Safety Assessment Program

Reporting a Threat

One of the greatest barriers to maintaining school safety is the “code of silence.” This is often followed by students, and even adults, who believe that it is wrong or improper to report or tell on others who are involved in or considering potentially harmful actions.


We encourage all students, parents, and the community to report any information about a situation that may be potentially violent or seriously harmful to a person. While there are many kinds of potentially violent or harmful situations, following are four examples:

  • Thoughts or plans for committing a violent attack
  • The illegal possession of a weapon
  • Suicidal ideas, intentions or plans
  • Sexual aggression

If you have concerns about youth or adults who may be considering any of the above-noted actions or any action that could result in serious harm to themselves or others, please report the information to the police or a school staff member (preferably a school administrator). If you perceive the risk as imminent, call 911.

Advantages of a Threat Assessment System

  • Shared ownership, shared responsibility and decreased liability. Community agencies have the confidence of knowing that they are in good company and that no one person or agency shoulders the weight of decision making without consultation and support from the others.
  • Multi-discipline, multi-agency. Teaming through a multi-agency process allows for many different professional perspectives and resources.
  • Expeditious but methodical. Turn around time can be within hours allowing efficient safety planning, supervision and necessary intervention.
  • Community collaboration. Community collaboration brings community support into the process and thus decreases the pressure and worry within participating agencies such as schools, mental health and the courts. For example, with the Student Threat Assessment System, collaboration lowers the potential conflict between the schools and parents by reducing the focus on the schools and expanding it to the entire community. Community collaboration allows a united stand.
  • Identification of risk in clear terms. The system is defined in language and terms that are common and easily communicated to the public, parents, teachers and students.
  • Interventions and supervision strategies that fit the situation and accurately address risk. The goal is an accurate and realistic understanding of situations that pose a risk of violence.

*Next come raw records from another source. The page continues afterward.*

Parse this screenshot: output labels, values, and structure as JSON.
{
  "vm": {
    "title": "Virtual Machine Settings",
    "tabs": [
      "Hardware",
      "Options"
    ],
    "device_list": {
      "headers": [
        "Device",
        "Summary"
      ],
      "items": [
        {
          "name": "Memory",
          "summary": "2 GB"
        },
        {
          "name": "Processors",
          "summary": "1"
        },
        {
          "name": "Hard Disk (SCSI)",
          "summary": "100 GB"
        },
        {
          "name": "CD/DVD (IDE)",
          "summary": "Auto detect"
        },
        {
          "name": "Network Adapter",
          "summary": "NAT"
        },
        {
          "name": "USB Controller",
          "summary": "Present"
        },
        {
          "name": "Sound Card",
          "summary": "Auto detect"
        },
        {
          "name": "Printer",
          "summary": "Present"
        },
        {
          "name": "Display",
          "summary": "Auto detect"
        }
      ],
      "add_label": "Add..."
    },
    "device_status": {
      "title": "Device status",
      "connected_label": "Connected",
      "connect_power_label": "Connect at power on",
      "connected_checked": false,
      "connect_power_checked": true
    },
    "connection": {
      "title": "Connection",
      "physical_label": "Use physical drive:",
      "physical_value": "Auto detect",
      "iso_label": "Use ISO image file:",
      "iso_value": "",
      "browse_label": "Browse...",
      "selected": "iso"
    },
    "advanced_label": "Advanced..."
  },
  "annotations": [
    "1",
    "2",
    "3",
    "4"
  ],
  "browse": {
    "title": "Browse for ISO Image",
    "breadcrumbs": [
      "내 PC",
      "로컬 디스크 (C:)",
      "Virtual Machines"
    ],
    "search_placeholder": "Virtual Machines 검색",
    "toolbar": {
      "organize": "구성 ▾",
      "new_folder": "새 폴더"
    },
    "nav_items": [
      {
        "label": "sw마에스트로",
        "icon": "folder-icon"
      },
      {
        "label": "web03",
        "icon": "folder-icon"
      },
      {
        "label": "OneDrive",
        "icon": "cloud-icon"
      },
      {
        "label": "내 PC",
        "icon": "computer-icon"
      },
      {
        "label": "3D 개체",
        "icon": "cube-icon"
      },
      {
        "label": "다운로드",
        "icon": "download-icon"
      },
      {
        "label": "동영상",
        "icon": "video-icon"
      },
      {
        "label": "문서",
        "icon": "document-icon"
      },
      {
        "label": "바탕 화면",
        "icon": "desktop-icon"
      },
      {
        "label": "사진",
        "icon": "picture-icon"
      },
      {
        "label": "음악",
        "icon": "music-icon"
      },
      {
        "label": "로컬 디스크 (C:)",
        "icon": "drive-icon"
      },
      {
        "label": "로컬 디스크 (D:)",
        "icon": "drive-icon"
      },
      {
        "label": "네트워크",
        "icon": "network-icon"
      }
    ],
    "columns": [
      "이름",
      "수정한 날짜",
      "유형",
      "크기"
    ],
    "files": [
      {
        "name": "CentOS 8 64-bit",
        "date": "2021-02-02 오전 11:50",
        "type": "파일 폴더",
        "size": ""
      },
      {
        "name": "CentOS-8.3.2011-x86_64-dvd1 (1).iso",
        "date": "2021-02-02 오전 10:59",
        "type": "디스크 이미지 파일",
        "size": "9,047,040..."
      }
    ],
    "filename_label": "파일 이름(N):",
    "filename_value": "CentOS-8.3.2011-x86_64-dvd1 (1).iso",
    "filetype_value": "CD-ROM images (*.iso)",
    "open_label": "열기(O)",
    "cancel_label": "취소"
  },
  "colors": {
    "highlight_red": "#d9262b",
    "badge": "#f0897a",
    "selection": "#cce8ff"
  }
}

Thus the strategies used to decrease that risk are fitting to the situation and not over-reactive or avoidant.
  • Adult system increases supervision and awareness of risk within the community; School system safely keeps students in school rather than rely on expulsion or other means to remove them and thus leave them potentially unsupervised. Over 95% of the assessments conclude with a supervision plan that is implemented at an education site.
  • Increases both the physical safety and psychological safety of schools and the community. As confidence and a sense of safety increases, teachers, students and community members are better able to teach, learn and work without the distraction of fear.
  • Based on research and is legally defensible. 
  • Recommended by U.S. Department of Education, U.S. Department of Justice, NAAG, IACLEA, NASPA, MHEC, and practitioners throughout the nation.